3. Executando o kofamscan
Para executar o kofamscan basta:
./exec_annotation -o anotacao_kofam_projetoX.txt proteinas_projetoX.faa
A saída terá o nome da proteína e a Ortologia KEGG (Kegg Orthology (KO)). Esse processo é muito usado em metatranscriptômica, para ver a coleção de KOs presentea nas amostras.

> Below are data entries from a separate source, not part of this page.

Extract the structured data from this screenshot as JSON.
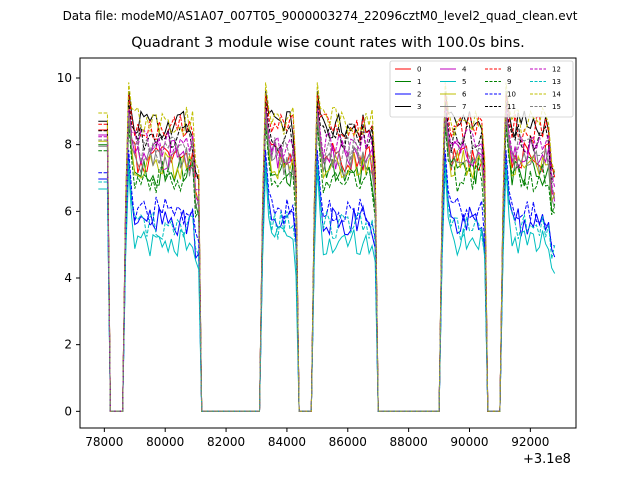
{
  "figure": {
    "data_file_label": "Data file: modeM0/AS1A07_007T05_9000003274_22096cztM0_level2_quad_clean.evt"
  },
  "chart_data": {
    "type": "line",
    "title": "Quadrant 3 module wise count rates with 100.0s bins.",
    "xlabel": "",
    "ylabel": "",
    "x_offset_label": "+3.1e8",
    "xlim": [
      77200,
      93500
    ],
    "ylim": [
      -0.5,
      10.6
    ],
    "x_ticks": [
      78000,
      80000,
      82000,
      84000,
      86000,
      88000,
      90000,
      92000
    ],
    "x_tick_labels": [
      "78000",
      "80000",
      "82000",
      "84000",
      "86000",
      "88000",
      "90000",
      "92000"
    ],
    "y_ticks": [
      0,
      2,
      4,
      6,
      8,
      10
    ],
    "y_tick_labels": [
      "0",
      "2",
      "4",
      "6",
      "8",
      "10"
    ],
    "grid": false,
    "legend_position": "top-right",
    "bin_seconds": 100,
    "orbit_segments": [
      {
        "start": 77800,
        "end": 78150
      },
      {
        "start": 78650,
        "end": 81100
      },
      {
        "start": 83150,
        "end": 84350
      },
      {
        "start": 84850,
        "end": 86950
      },
      {
        "start": 89050,
        "end": 90550
      },
      {
        "start": 91050,
        "end": 92800
      }
    ],
    "zero_bins": [
      {
        "start": 78250,
        "end": 78550
      },
      {
        "start": 81200,
        "end": 83050
      },
      {
        "start": 84450,
        "end": 84750
      },
      {
        "start": 87050,
        "end": 88950
      },
      {
        "start": 90650,
        "end": 90950
      }
    ],
    "series": [
      {
        "name": "0",
        "color": "#ff0000",
        "style": "solid",
        "level": 7.6,
        "peak": 9.6
      },
      {
        "name": "1",
        "color": "#008000",
        "style": "solid",
        "level": 7.2,
        "peak": 9.1
      },
      {
        "name": "2",
        "color": "#0000ff",
        "style": "solid",
        "level": 5.7,
        "peak": 8.0
      },
      {
        "name": "3",
        "color": "#000000",
        "style": "solid",
        "level": 8.6,
        "peak": 9.8
      },
      {
        "name": "4",
        "color": "#bf00bf",
        "style": "solid",
        "level": 7.7,
        "peak": 9.4
      },
      {
        "name": "5",
        "color": "#00bfbf",
        "style": "solid",
        "level": 5.1,
        "peak": 7.7
      },
      {
        "name": "6",
        "color": "#bfbf00",
        "style": "solid",
        "level": 7.4,
        "peak": 9.2
      },
      {
        "name": "7",
        "color": "#808080",
        "style": "solid",
        "level": 7.5,
        "peak": 9.0
      },
      {
        "name": "8",
        "color": "#ff0000",
        "style": "dashed",
        "level": 8.5,
        "peak": 9.7
      },
      {
        "name": "9",
        "color": "#008000",
        "style": "dashed",
        "level": 7.0,
        "peak": 8.9
      },
      {
        "name": "10",
        "color": "#0000ff",
        "style": "dashed",
        "level": 6.0,
        "peak": 8.2
      },
      {
        "name": "11",
        "color": "#000000",
        "style": "dashed",
        "level": 8.2,
        "peak": 9.5
      },
      {
        "name": "12",
        "color": "#bf00bf",
        "style": "dashed",
        "level": 8.0,
        "peak": 9.3
      },
      {
        "name": "13",
        "color": "#00bfbf",
        "style": "dashed",
        "level": 5.6,
        "peak": 7.9
      },
      {
        "name": "14",
        "color": "#bfbf00",
        "style": "dashed",
        "level": 8.7,
        "peak": 10.1
      },
      {
        "name": "15",
        "color": "#808080",
        "style": "dashed",
        "level": 7.8,
        "peak": 9.2
      }
    ]
  }
}
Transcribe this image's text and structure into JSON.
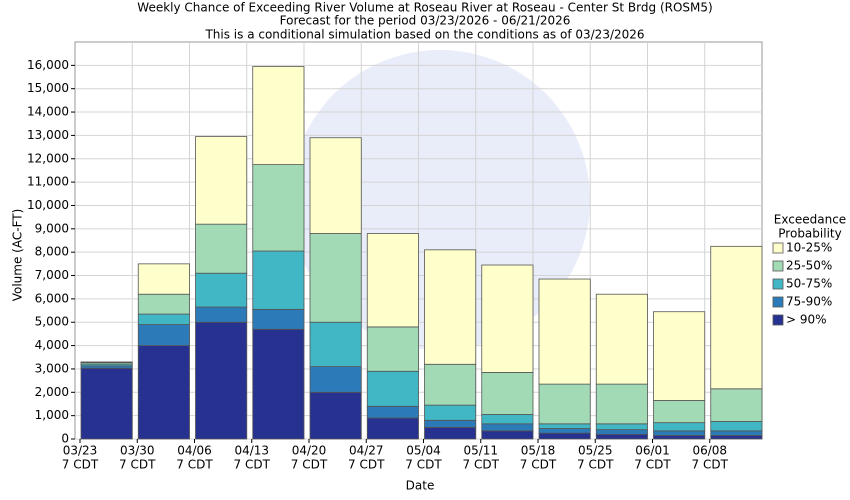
{
  "chart_data": {
    "type": "stacked_bar",
    "title": "Weekly Chance of Exceeding River Volume at Roseau River at Roseau - Center St Brdg (ROSM5)",
    "subtitle": [
      "Forecast for the period 03/23/2026 - 06/21/2026",
      "This is a conditional simulation based on the conditions as of 03/23/2026"
    ],
    "x_label": "Date",
    "y_label": "Volume (AC-FT)",
    "categories": [
      "03/23",
      "03/30",
      "04/06",
      "04/13",
      "04/20",
      "04/27",
      "05/04",
      "05/11",
      "05/18",
      "05/25",
      "06/01",
      "06/08"
    ],
    "category_time_label": "7 CDT",
    "legend_title": [
      "Exceedance",
      "Probability"
    ],
    "series": [
      {
        "name": "> 90%",
        "color": "#27318f",
        "values": [
          3030,
          4000,
          5000,
          4700,
          2000,
          900,
          500,
          350,
          250,
          200,
          150,
          150
        ]
      },
      {
        "name": "75-90%",
        "color": "#2c7bb8",
        "values": [
          100,
          900,
          650,
          850,
          1100,
          500,
          300,
          300,
          200,
          200,
          200,
          200
        ]
      },
      {
        "name": "50-75%",
        "color": "#41b6c4",
        "values": [
          80,
          450,
          1450,
          2500,
          1900,
          1500,
          650,
          400,
          200,
          250,
          350,
          400
        ]
      },
      {
        "name": "25-50%",
        "color": "#a1dab4",
        "values": [
          60,
          850,
          2100,
          3700,
          3800,
          1900,
          1750,
          1800,
          1700,
          1700,
          950,
          1400
        ]
      },
      {
        "name": "10-25%",
        "color": "#ffffcc",
        "values": [
          30,
          1300,
          3750,
          4200,
          4100,
          4000,
          4900,
          4600,
          4500,
          3850,
          3800,
          6100
        ]
      }
    ],
    "ylim": [
      0,
      17000
    ],
    "yticks": [
      0,
      {
        "value": 1000,
        "label": "1,000"
      },
      {
        "value": 2000,
        "label": "2,000"
      },
      {
        "value": 3000,
        "label": "3,000"
      },
      {
        "value": 4000,
        "label": "4,000"
      },
      {
        "value": 5000,
        "label": "5,000"
      },
      {
        "value": 6000,
        "label": "6,000"
      },
      {
        "value": 7000,
        "label": "7,000"
      },
      {
        "value": 8000,
        "label": "8,000"
      },
      {
        "value": 9000,
        "label": "9,000"
      },
      {
        "value": 10000,
        "label": "10,000"
      },
      {
        "value": 11000,
        "label": "11,000"
      },
      {
        "value": 12000,
        "label": "12,000"
      },
      {
        "value": 13000,
        "label": "13,000"
      },
      {
        "value": 14000,
        "label": "14,000"
      },
      {
        "value": 15000,
        "label": "15,000"
      },
      {
        "value": 16000,
        "label": "16,000"
      }
    ],
    "grid": true,
    "legend": "right"
  }
}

# gene name KO thrshld score E-value KO definition
#------------------------------ ------ ------- ------ --------- ---------------------
TRINITY_DN33333_c0_g1_i1 K01099 431.53 48.9 5.8e-13 inositol polyphosphate 5-phosphatase INPP5B/F [EC:3.1.3.36]
AS_TRINITY_DN11111_c0_g1_i1 K20279 486.83 20.8 0.00012 synaptojanin [EC:3.1.3.36]
AS_TRINITY_DN00000_c1_g1_i3 K24222 384.63 15.3 0.0096 inositol polyphosphate 5-phosphatase INPP5J/K [EC:3.1.3.56]
AS_TRINITY_DN66666_c0_g1_i3 K21038 - 13.1 0.058 reverse transcriptase [EC:2.7.7.49]
AS_TRINITY_DN131313_c0_g1_i2 K11422 288.00 220.6 8.5e-65 [histone H3]-lysine4 N-trimethyltransferase SETD1 [EC:2.1.1.354]
Se você executar com a opção -f mapper
, você terá apenas as colunas do ID do fasta e a conversão.
./exec_annotation -f mapper -o anotacao_kofam_projetoX.txt proteinas_projetoX.faa
A saída será:
TRINITY_DN33333_c0_g1_i1 K01099
AS_TRINITY_DN11111_c0_g1_i1 K20279
AS_TRINITY_DN00000_c1_g1_i3 K24222
AS_TRINITY_DN66666_c0_g1_i3 K21038
AS_TRINITY_DN131313_c0_g1_i2 K11422
Espero que ajude vocês, principalmente em trabalhos de METAGENÔMICA!